Das Lager wurde am Montag, 23. Mai 2016 von der Polizei ohne Gewalt geräumt, die Flüchtlinge in vom Militär kontrollierte Camps in Griechenland gebracht.

Irgendwo im Mittelmeer zwischen Libyen und Italien, 27. Mai 2016: Die Hilfsorganisation Seawatch meldet auf Facebook: »Unsere Crew trifft gerade am Schauplatz eines gekenterten Holzbootes mit vielen Menschen an Bord ein. Einige befinden sich noch im Wasser. Anzahl an Toten unklar. Die vorhin geretteten 120 Menschen ruhen sich derweil auf unserem Deck von den Anstrengungen der Flucht aus.«3 Auch ein totes Baby wird aus dem Wasser geborgen.
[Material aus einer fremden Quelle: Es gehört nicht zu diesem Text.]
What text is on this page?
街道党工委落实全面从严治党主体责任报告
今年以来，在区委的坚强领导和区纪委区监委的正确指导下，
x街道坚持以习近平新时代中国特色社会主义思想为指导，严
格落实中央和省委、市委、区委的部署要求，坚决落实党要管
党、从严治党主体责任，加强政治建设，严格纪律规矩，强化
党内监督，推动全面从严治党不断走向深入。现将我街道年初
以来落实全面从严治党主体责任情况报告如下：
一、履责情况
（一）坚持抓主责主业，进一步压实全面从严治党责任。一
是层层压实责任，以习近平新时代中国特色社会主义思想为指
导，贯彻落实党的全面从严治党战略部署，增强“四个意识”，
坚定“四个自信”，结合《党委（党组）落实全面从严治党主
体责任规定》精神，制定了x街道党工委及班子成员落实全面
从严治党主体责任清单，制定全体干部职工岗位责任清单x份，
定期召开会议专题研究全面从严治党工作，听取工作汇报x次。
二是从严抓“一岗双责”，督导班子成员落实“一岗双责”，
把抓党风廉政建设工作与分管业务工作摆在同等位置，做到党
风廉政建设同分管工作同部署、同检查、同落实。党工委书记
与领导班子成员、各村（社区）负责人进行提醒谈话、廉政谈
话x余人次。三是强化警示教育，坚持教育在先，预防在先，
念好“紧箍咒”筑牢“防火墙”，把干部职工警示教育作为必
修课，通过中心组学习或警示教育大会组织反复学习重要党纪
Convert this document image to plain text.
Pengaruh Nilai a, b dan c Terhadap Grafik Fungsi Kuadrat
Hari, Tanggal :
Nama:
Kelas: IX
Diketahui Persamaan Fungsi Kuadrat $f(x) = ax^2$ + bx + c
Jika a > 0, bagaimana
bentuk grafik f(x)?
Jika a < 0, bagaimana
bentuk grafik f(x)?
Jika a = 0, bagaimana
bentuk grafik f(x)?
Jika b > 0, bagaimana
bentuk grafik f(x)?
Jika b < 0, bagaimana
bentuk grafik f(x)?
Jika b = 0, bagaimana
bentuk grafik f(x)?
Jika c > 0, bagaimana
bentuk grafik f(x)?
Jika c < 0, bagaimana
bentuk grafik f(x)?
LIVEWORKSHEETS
Laut dem Flüchtlingshilfswerk der UNO sind in der vergangenen Woche an die 700 Flüchtlinge im Mittelmeer ertrunken.

Zuvor hatte am 13. Mai 2016 das Flüchtlingshilfswerk der Vereinten Nationen gemeldet: »Rund 1000 Flüchtlinge und Migranten verschiedener Nationalitäten sind gestern in mehreren von Frontex koordinierten Operationen gerettet worden, darunter geflüchtete Familien und unbegleitete Minderjährige. In einem Einsatz vor der Küste Siziliens wurden etwa 500 Menschen, die in zwei Fischerbooten einige Tage zuvor von Ägypten aus gestartet waren, südöstlich von Kap Passero gerettet.« Frontex ist eine Behörde der EU, die den Schutz der Außengrenzen koordiniert.

Diese drei Szenen rahmen das sich seit 2015 abspielende Flüchtlingsdrama ein. Warum sich die Flüchtlingssituation in Europa plötzlich verschärfte, hat verschiedene Ursachen. Ein Hauptgrund war sicherlich, dass der Bürgerkrieg in Syrien unvermindert weiterging und die Menschen dort keine Perspektive mehr für sich sahen. Zudem kürzten die Internationalen Organisationen ihre Hilfen für die Flüchtlinge in den Lagern Jordaniens und der Türkei, sodass sich die Lage dort rapide verschlechterte. Daher machten sich die Menschen auf den Weg über den Balkan. Bis zum August 2015 waren rund 160 000 Flüchtlinge insbesondere aus Syrien nach Griechenland gekommen. Die Lage in den Aufnahmelagern dort war katastrophal, viele Flüchtlinge wollten auf der sogenannten Westbalkanroute über Mazedonien, Serbien, Ungarn, Österreich und von dort aus weiter nach Deutschland und Schweden reisen. So kamen mehr als 150 000 Flüchtlinge bis nach Ungarn. Viele wollten von Serbien aus in das Land, bevor der angekündigte ungarische Grenzzaun fertiggestellt war. Ende August 2015 erklärte das deutsche Bundesamt für Migration und Flüchtlinge, syrische Flüchtlinge würden nicht mehr in andere EU-Staaten zurückgeschickt. Damit wurde das Dublin-Abkommen praktisch außer Kraft gesetzt, demzufolge Flüchtlinge in dem Land der Europäischen Union Asyl beantragen müssen, das sie als Erstes betreten. Danach versuchten viele Syrer, aus Ungarn über Österreich nach Deutschland zu gelangen: zu Fuß, per Bahn, mit dem Bus. Tausende von Flüchtlingen versammelten sich am Bahnhof in Budapest, Anfang September 2015 ließ man sie mit dem Zug ausreisen. So kamen innerhalb von wenigen Tagen Zehntausende Flüchtlinge nach Deutschland und Österreich.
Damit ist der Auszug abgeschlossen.